Wednesday, March 26, 2008

Afro-Brazilian Women and Inexplicit Racism

Yesterday we met with Claudete Alves, currently one (1) of only five (5) women on the Sao Paolo City Council, and the only female Afro-Brazilian councilwoman in the City of Sao Paolo in the last 450 years (with the exception of another Afro-Brazilian woman who didn’t finish her term).  She described her experience in this position as a lonely and challenging fight against racism and sexism, through which she has been accused of promoting reverse discrimination.  During our conversation with the councilwoman, she described an experience that she had coming to the United States in 2004.  She visited various cities including New York, Washington D.C., Seattle, Atlanta, and New Orleans, and through her experience she said that although racial discrimination was much more explicit and clear, she never felt so much like a citizen.  In Brazil, she said that in any state, she can go to a middle class restaurant and if she is just waiting to meet someone, standing alone she will get suspicious glances from the waiters, who assume that she is a prostitute simply because she is an Afro-Brazilian.  It is not a new phenomenon that Afro-Brazilian women in Brazil don’t have access to their rights, nor are they guaranteed protection from domestic or state violence. 

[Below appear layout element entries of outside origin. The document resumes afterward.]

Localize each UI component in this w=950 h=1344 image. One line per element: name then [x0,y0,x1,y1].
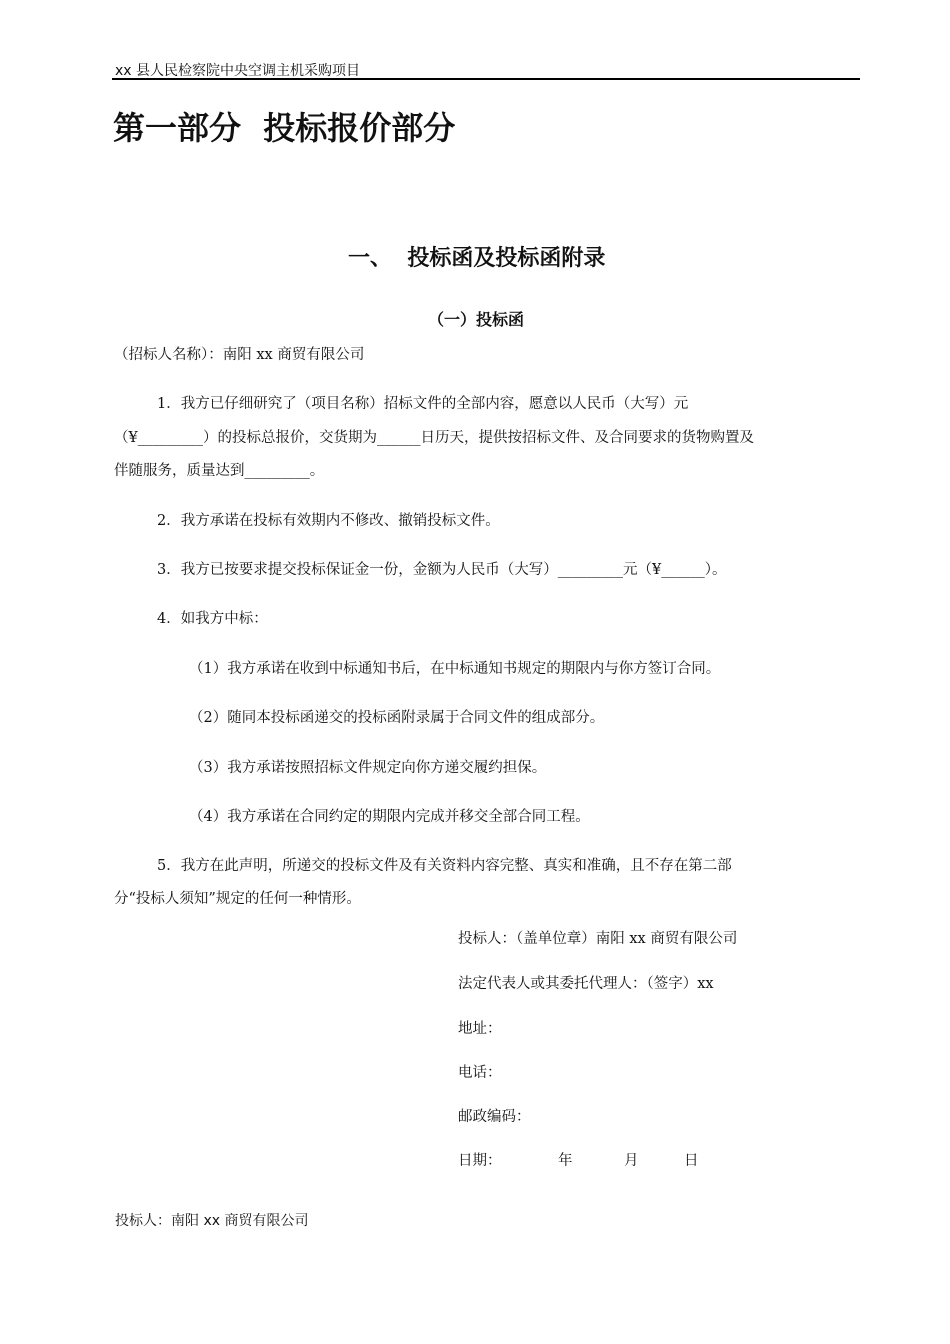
date-label: 日期： [458,1153,502,1169]
sub-title: （一）投标函 [428,310,525,329]
header-divider [112,78,860,80]
clause-1-line-2: （¥_________）的投标总报价，交货期为______日历天，提供按招标文件、及合同要求的货物购置及 [114,430,754,446]
clause-5-line-2: 分“投标人须知”规定的任何一种情形。 [114,891,361,907]
clause-1-line-3: 伴随服务，质量达到_________。 [114,463,325,479]
clause-4-1: （1）我方承诺在收到中标通知书后，在中标通知书规定的期限内与你方签订合同。 [189,661,721,677]
clause-4-2: （2）随同本投标函递交的投标函附录属于合同文件的组成部分。 [189,710,605,726]
clause-4-4: （4）我方承诺在合同约定的期限内完成并移交全部合同工程。 [189,809,590,825]
section-title: 一、 投标函及投标函附录 [348,246,606,271]
date-month: 月 [624,1153,639,1169]
signature-representative: 法定代表人或其委托代理人：（签字）xx [458,976,714,992]
signature-phone: 电话： [458,1065,502,1081]
date-day: 日 [684,1153,699,1169]
page-header: xx 县人民检察院中央空调主机采购项目 [115,63,361,79]
part-title: 第一部分 投标报价部分 [113,109,456,147]
clause-4: 4．如我方中标： [157,611,268,627]
page-footer: 投标人：南阳 xx 商贸有限公司 [115,1213,309,1229]
clause-1-line-1: 1．我方已仔细研究了（项目名称）招标文件的全部内容，愿意以人民币（大写）元 [157,396,689,412]
addressee: （招标人名称）：南阳 xx 商贸有限公司 [114,347,365,363]
clause-5-line-1: 5．我方在此声明，所递交的投标文件及有关资料内容完整、真实和准确，且不存在第二部 [157,858,732,874]
signature-postcode: 邮政编码： [458,1109,531,1125]
signature-address: 地址： [458,1021,502,1037]
date-year: 年 [558,1153,573,1169]
clause-2: 2．我方承诺在投标有效期内不修改、撤销投标文件。 [157,513,500,529]
signature-bidder: 投标人：（盖单位章）南阳 xx 商贸有限公司 [458,931,738,947]
clause-3: 3．我方已按要求提交投标保证金一份，金额为人民币（大写）_________元（¥______）。 [157,562,727,578]
clause-4-3: （3）我方承诺按照招标文件规定向你方递交履约担保。 [189,760,547,776]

In fact, during our meeting today with Geledes, the President of the program, Solymar Carneiro, spoke to us about the implementation of the Ministry of Women and the Ministry of Race in the Brazilian government and how both of these positions were created to people from discrimination based on gender and race, but how they fail to protect Afro-Brazilian women.  The Ministry of Women and the Ministry of Race both fail to address the needs of Afro-Brazilian women, and instead focus on the needs and issues affecting white women and Afro-Brazilian men.

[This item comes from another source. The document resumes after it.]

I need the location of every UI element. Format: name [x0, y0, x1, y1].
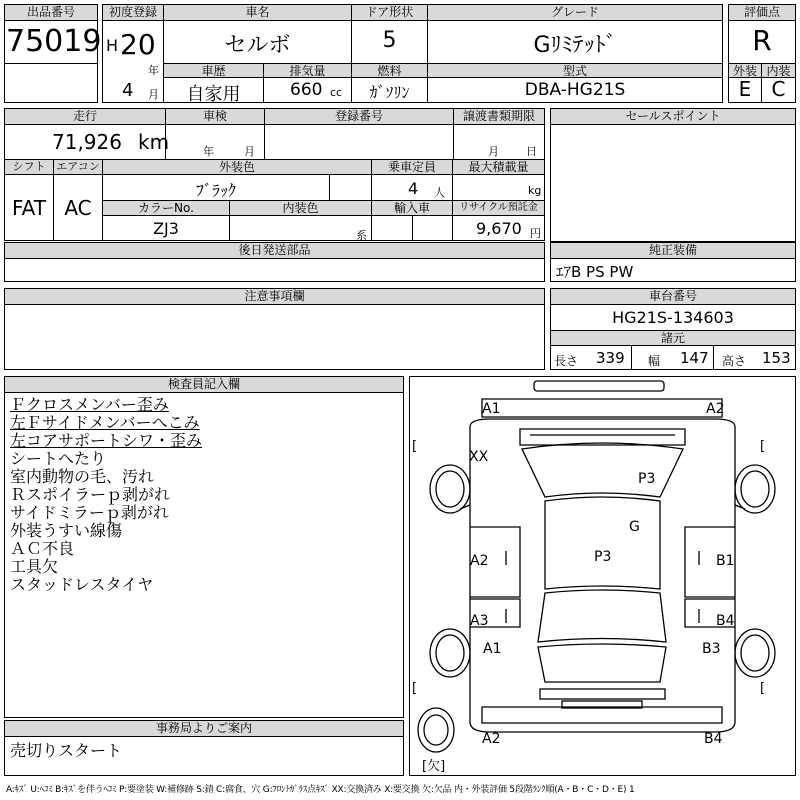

During this trip, I have come to understand that countries are the same in that racial discrimination is a real occurrence, however in the U.S. minorities are more apt to admit to being discriminated against by virtue of their race than in Brazil.  Afro-Brazilian women are fighting this fight in Brazil with the help of organizations like Geledes, however, just as they face discrimination in everyday life, they experience this type of discrimination in securing fundamental protections and rights from the state.  This story is not too different from story of African American women in the United States, who often in guise are represented by the Women’s Movement, even though their needs are not fully understood and addressed.  Part of my project looks at discrimination and the various forms it takes.  The failure to address the issues affecting Afro-Brazilian women’s rights is one of the main facets of discrimination that is predominant in Brazil.  The fact that women play a central role in the family in Brazil makes this situation even more important to focus on, because if their potential is shunted systematically, the decisions they make and the reality that they implant in their children is essentially affecting generations of people.